The association of “environmental, social, and governance (ESG) factors” has to be approached by considering the reputation of the company. As per the concern of legal consequences, it is required to manage the loss of “investor confidence”, “inadequate risk management”, and the “breach of fiduciary duties, or misleading disclosures”. As narrated by Aguilera et al. (2019), the establishment and maintenance of reputation are supposed to be considered and transparency is supposed to be maintained in the case of such serious meetings. Transparency is expected to be followed regarding maintaining supportive concern and attention is supposed to be followed for “potential market perception” otherwise it is supposed to hamper the reputation regarding the reporting constraints of the organization.

3.2 Legal Advice for Death Star Group

The legal advice for the Death Star Group must align as per the mitigation of the issues discussed earlier, and, in this regard, proper analysis of the issues must take place. The mitigation of these aspects is supposed to be conducted while securing “Compliance with Regulatory Requirements”, “Shareholder Rights”, “Disclosure Obligations”, “Climate Risk Assessment”, and “Reputation Management”. As influenced by Aguilera and Grøgaard (2019), the legal implications must align with the shareholder’s resolution so that it manages the significant rights of the stakeholders and for managing the reputation of the organization. The legal obligations against the company must have prevailed while disclosing the “greenhouse gas emissions data” as the failure of such reporting may result in “fines, penalties, or legal liabilities”. Apart from that, the ownership of the stakeholders must be managed while engaging them with their rights while following the financial implementations.

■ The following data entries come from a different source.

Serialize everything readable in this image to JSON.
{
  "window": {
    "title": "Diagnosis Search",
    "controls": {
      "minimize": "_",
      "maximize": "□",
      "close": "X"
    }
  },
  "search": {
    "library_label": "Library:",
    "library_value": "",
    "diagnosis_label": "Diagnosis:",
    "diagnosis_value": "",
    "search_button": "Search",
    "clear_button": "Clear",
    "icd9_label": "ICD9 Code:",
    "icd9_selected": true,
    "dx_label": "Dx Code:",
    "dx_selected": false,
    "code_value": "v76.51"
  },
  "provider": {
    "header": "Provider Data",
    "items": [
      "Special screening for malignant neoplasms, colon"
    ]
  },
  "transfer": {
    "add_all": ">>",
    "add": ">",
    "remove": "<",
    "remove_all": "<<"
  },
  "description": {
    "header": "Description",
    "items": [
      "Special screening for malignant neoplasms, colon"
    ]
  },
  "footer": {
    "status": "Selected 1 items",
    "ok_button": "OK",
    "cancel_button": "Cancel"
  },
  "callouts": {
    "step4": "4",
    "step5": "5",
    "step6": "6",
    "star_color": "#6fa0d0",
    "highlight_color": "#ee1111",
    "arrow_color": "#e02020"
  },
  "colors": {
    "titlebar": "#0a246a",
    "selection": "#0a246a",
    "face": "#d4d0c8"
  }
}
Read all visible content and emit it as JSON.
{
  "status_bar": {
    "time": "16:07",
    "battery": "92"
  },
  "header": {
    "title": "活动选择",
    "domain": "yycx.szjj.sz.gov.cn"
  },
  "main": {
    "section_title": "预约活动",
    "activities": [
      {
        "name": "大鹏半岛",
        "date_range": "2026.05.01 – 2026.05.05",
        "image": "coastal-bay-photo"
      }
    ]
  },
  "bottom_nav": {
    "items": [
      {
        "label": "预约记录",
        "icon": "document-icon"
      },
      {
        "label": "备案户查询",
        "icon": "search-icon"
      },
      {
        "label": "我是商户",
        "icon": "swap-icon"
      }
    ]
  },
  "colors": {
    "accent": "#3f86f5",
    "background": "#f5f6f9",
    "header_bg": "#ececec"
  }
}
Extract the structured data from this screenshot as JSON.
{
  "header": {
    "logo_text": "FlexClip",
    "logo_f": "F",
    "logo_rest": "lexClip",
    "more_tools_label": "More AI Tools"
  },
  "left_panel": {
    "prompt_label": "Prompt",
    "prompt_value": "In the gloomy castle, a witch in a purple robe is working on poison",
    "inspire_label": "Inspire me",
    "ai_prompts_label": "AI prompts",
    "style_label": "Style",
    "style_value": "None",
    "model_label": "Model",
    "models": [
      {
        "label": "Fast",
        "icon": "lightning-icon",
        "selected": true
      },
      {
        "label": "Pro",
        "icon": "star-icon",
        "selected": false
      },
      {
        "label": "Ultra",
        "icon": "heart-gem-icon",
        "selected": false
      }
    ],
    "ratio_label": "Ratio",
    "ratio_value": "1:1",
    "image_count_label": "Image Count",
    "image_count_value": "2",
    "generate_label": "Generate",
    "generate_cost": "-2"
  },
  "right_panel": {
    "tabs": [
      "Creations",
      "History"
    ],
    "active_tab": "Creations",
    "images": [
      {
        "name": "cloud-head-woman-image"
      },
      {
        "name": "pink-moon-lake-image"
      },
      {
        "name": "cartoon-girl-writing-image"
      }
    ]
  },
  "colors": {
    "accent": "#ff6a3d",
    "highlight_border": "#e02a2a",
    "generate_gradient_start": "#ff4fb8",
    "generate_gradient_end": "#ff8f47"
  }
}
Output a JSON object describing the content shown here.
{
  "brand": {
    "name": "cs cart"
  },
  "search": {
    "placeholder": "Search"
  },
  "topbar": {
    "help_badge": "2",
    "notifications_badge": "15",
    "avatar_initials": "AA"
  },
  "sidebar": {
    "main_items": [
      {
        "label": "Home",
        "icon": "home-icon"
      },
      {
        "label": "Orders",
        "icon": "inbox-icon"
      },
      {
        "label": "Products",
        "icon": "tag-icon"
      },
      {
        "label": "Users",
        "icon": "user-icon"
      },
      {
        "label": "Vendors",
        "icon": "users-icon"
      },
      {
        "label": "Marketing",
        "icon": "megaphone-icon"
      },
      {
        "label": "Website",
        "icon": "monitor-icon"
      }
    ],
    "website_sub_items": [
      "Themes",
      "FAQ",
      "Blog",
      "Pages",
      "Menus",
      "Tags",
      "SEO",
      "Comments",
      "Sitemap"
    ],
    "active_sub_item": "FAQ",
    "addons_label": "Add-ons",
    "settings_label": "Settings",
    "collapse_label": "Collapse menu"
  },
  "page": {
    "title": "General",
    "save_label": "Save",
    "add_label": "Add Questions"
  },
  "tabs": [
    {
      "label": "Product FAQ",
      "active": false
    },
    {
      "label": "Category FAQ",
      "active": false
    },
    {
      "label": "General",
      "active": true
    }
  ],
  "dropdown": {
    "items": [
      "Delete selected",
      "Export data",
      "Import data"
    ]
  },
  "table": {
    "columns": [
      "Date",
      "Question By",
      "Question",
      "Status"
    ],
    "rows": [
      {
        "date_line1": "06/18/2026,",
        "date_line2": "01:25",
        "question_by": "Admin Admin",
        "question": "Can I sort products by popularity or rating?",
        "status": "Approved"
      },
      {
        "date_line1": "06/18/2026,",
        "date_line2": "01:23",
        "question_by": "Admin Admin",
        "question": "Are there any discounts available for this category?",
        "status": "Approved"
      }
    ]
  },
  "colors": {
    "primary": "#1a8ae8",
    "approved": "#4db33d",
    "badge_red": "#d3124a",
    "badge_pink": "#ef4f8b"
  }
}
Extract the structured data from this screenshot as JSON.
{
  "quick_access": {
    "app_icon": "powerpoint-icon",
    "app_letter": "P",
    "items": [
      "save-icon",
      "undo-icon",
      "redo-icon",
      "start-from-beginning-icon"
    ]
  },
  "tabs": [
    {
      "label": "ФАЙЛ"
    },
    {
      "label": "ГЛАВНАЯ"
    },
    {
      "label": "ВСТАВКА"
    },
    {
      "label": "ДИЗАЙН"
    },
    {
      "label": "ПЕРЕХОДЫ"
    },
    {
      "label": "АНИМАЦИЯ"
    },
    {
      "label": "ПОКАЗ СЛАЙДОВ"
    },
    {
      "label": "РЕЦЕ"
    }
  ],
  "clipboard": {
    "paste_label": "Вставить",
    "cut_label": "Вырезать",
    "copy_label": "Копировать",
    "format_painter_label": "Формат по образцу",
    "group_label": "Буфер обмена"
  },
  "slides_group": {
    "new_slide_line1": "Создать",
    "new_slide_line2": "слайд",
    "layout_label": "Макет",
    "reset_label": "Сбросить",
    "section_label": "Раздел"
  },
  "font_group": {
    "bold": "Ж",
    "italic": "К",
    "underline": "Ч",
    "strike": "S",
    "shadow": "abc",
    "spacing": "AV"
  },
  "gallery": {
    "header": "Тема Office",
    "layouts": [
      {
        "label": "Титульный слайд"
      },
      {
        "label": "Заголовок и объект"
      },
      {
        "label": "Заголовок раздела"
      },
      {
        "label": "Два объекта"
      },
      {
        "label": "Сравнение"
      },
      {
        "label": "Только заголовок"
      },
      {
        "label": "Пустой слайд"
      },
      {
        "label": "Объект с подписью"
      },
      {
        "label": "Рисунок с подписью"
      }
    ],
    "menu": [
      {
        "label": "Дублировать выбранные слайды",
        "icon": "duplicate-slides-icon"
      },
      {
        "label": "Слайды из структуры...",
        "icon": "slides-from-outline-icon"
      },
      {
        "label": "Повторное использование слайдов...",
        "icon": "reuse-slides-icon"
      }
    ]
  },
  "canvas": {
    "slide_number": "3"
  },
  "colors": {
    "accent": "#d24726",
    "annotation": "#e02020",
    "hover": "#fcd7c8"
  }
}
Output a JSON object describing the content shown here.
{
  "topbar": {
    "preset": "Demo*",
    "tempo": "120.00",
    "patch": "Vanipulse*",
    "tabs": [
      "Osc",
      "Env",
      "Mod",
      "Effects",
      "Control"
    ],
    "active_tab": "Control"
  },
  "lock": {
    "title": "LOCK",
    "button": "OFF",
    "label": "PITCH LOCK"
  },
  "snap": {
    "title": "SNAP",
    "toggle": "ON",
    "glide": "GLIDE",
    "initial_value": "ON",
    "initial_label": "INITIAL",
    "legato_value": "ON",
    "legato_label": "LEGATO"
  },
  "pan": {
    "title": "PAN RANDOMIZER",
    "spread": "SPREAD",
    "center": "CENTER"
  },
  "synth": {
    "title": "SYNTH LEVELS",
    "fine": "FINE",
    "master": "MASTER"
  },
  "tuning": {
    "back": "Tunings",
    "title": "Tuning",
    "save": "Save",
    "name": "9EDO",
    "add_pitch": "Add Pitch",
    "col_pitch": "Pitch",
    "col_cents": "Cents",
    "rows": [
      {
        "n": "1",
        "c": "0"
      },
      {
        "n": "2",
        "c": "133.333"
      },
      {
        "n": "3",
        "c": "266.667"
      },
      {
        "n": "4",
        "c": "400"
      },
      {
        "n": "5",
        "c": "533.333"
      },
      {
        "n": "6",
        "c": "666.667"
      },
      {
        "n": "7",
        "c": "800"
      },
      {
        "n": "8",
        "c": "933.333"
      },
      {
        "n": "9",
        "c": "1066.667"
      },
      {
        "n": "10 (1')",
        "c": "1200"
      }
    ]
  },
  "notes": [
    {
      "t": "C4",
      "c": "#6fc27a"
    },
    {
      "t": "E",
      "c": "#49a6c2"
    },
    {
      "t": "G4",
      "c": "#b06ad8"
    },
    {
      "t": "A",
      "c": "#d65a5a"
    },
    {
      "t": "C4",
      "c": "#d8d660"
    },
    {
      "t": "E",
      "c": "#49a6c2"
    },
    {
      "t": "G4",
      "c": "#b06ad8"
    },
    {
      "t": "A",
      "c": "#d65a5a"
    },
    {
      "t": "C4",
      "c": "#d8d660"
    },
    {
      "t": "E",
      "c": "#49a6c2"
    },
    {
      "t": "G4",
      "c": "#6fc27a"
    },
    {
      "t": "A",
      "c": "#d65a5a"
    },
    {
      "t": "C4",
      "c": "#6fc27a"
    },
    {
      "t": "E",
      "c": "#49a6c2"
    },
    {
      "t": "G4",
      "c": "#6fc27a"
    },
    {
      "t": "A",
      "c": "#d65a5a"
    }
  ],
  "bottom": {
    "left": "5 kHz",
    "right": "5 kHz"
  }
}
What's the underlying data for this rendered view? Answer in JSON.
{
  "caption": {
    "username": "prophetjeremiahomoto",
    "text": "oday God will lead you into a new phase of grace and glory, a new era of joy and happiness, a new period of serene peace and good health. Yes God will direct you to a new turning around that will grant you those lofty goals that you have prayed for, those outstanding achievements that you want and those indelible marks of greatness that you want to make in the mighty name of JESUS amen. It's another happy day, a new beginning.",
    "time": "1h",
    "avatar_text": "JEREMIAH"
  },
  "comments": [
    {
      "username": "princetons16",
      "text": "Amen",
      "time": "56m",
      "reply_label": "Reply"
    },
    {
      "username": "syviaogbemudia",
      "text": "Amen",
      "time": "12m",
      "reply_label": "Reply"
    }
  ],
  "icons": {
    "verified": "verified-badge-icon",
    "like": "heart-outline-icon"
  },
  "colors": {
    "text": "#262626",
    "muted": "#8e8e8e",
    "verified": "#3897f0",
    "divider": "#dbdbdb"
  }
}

The improvement of the information quality is supposed to be arranged and manipulation of the concern is supposed to be arranged for disclosing the authorized and confidential data. The corporate norms are supposed to be maintained for considering the fulfillment of action of the reporting team. As opined by Nambisan et al. (2019), the association of significant management must be considered while describing the “stakeholder relationships” along with the authentic information through the report so that it does not damage the reputation of the functionality and maintain risk assessment. The maintenance of this legal advice is impactful for managing the image and actions with harmless concern for the long term.

Conclusion

This study influences the legal administrations regarding “international business law”, “contract and tort law”, “intellectual property law”, and “trade regulation”. Three case studies have been considered and discussed based on the legal dimensions along with the legal remedies. The issues faced by several clients and organizations have been discussed in this regard and the accommodation of relevant understanding of “regulation of international corporate behavior and corporate culture in a globalized economy” has been critically discussed. The importance of maintaining a patent for reducing the risk of unauthorized access and for generating revenue has been emphasized. Specific clarification on every case has been focused on a better approach toward legal conventions of business.